🤖 AI Summary
Existing large language models (LLMs) decouple task solving from preference alignment, rendering them ineffective in cold-start scenarios—such as privacy-sensitive or real-time interactions—where no user history is available to infer individual preferences.
Method: We propose “personalized reasoning” as a new paradigm: LLMs must proactively solicit clarifying questions to uncover latent preferences and dynamically adapt both their reasoning chains and final responses. To rigorously evaluate this capability, we introduce PREFDISCO, a psychology-driven benchmark that transforms static tasks into interactive evaluations grounded in psychological personas.

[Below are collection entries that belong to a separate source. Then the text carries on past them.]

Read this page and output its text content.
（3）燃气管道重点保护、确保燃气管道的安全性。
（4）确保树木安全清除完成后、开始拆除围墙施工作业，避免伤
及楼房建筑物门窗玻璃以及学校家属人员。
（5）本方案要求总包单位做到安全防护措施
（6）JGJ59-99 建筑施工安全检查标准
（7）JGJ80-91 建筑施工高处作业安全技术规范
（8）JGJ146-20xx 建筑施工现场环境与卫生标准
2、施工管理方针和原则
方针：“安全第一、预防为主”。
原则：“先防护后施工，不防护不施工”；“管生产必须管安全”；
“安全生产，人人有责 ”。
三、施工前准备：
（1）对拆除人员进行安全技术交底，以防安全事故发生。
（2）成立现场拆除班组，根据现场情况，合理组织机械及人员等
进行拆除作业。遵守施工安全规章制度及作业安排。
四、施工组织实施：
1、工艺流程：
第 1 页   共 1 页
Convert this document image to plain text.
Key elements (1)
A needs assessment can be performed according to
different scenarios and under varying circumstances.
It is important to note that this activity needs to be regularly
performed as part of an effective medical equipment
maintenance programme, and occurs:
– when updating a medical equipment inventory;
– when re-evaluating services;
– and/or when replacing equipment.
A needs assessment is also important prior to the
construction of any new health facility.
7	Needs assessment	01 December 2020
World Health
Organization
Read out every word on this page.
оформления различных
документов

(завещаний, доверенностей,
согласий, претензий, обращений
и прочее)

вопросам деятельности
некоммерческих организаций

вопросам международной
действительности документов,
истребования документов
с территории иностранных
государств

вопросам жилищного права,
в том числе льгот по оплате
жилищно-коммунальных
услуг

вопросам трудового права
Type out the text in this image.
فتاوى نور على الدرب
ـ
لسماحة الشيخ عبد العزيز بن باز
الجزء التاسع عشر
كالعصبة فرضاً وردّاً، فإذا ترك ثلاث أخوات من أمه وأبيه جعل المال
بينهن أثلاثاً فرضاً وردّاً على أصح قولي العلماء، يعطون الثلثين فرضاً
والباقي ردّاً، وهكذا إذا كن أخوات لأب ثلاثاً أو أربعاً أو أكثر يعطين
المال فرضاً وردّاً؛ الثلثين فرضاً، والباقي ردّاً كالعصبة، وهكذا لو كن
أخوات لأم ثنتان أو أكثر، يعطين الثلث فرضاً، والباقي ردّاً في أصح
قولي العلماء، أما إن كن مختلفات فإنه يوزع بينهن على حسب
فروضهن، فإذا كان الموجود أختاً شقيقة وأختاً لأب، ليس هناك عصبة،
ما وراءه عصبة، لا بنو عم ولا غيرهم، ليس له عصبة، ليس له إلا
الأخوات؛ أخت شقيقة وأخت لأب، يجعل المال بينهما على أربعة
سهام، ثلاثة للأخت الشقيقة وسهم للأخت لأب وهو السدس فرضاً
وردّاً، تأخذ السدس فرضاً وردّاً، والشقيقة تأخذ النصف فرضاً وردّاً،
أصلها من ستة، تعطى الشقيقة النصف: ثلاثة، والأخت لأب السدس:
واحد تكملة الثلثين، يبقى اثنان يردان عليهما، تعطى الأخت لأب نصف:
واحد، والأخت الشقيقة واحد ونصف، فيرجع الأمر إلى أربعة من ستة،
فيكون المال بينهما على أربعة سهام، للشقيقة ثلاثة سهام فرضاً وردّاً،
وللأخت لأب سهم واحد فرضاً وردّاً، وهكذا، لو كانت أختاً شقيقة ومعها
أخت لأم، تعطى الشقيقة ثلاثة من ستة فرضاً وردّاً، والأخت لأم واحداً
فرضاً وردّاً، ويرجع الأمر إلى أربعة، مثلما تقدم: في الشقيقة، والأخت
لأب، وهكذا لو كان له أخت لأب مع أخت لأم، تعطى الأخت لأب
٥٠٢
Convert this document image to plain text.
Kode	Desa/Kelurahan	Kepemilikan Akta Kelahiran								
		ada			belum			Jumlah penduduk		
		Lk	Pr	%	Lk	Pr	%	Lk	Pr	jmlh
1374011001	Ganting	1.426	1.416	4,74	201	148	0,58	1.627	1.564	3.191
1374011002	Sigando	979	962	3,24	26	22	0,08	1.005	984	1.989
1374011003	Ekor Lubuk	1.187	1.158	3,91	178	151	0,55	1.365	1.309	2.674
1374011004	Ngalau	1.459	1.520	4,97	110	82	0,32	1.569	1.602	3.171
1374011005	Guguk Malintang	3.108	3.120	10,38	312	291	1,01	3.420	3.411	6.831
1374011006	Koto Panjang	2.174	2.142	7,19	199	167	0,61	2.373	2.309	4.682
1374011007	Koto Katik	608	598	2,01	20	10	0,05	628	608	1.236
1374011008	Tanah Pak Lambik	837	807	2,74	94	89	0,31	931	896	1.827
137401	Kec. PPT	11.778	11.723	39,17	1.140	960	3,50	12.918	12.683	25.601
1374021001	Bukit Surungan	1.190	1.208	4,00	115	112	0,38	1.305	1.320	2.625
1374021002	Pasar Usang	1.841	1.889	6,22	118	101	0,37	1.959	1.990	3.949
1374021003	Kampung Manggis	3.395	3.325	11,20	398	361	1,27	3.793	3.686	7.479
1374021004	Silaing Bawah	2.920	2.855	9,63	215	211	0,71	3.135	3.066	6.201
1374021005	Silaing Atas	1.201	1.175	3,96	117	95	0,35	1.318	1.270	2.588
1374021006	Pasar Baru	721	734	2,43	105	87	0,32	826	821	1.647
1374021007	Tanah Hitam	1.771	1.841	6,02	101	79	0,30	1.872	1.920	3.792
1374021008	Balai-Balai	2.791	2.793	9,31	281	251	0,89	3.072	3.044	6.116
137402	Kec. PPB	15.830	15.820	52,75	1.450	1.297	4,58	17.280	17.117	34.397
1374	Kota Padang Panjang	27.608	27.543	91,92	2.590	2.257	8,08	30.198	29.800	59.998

Contribution/Results: PREFDISCO systematically assesses 21 state-of-the-art models across 10 diverse tasks. Results reveal that 29.0% of naive personalization attempts underperform generic responses—demonstrating that personalized reasoning does not emerge spontaneously. This work uncovers a fundamental limitation of current LLMs in cold-start settings and establishes the first quantifiable, optimization-ready framework for advancing personalized reasoning in high-stakes domains such as education and healthcare.
📝 Abstract
Current large language model (LLM) development treats task-solving and preference alignment as separate challenges, optimizing first for objective correctness, then for alignment to aggregated human preferences. This paradigm fails in human-facing applications where solving a problem correctly is insufficient if the response mismatches the user's needs. This challenge intensifies in just-in-time scenarios where no prior user interaction history exists due to cold-start conditions or privacy constraints. LLMs need to identify what they don't know about user preferences, strategically elicit preference values through questioning, then adapt their reasoning processes and responses accordingly -- a complicated chain of cognitive processes which we term personalized reasoning. We introduce PREFDISCO, an evaluation methodology that transforms static benchmarks into interactive personalization tasks using psychologically-grounded personas with sparse preferences. Our framework creates scenarios where identical questions require different reasoning chains depending on user context, as optimal explanation approaches vary by individual expertise and preferences while maintaining factual accuracy. Evaluation of 21 frontier models across 10 tasks reveals 29.0% of naive personalization attempts produce worse preference alignment than generic responses, yet generic responses also fail to serve individual user needs effectively. These findings suggest personalized reasoning requires dedicated development rather than emerging naturally. PREFDISCO establishes personalized reasoning as a measurable research frontier and reveals fundamental limitations in current LLMs' interactive capabilities, providing a foundation for developing systems that can adapt to individual users in education, healthcare, and technical domains where personalization is critical.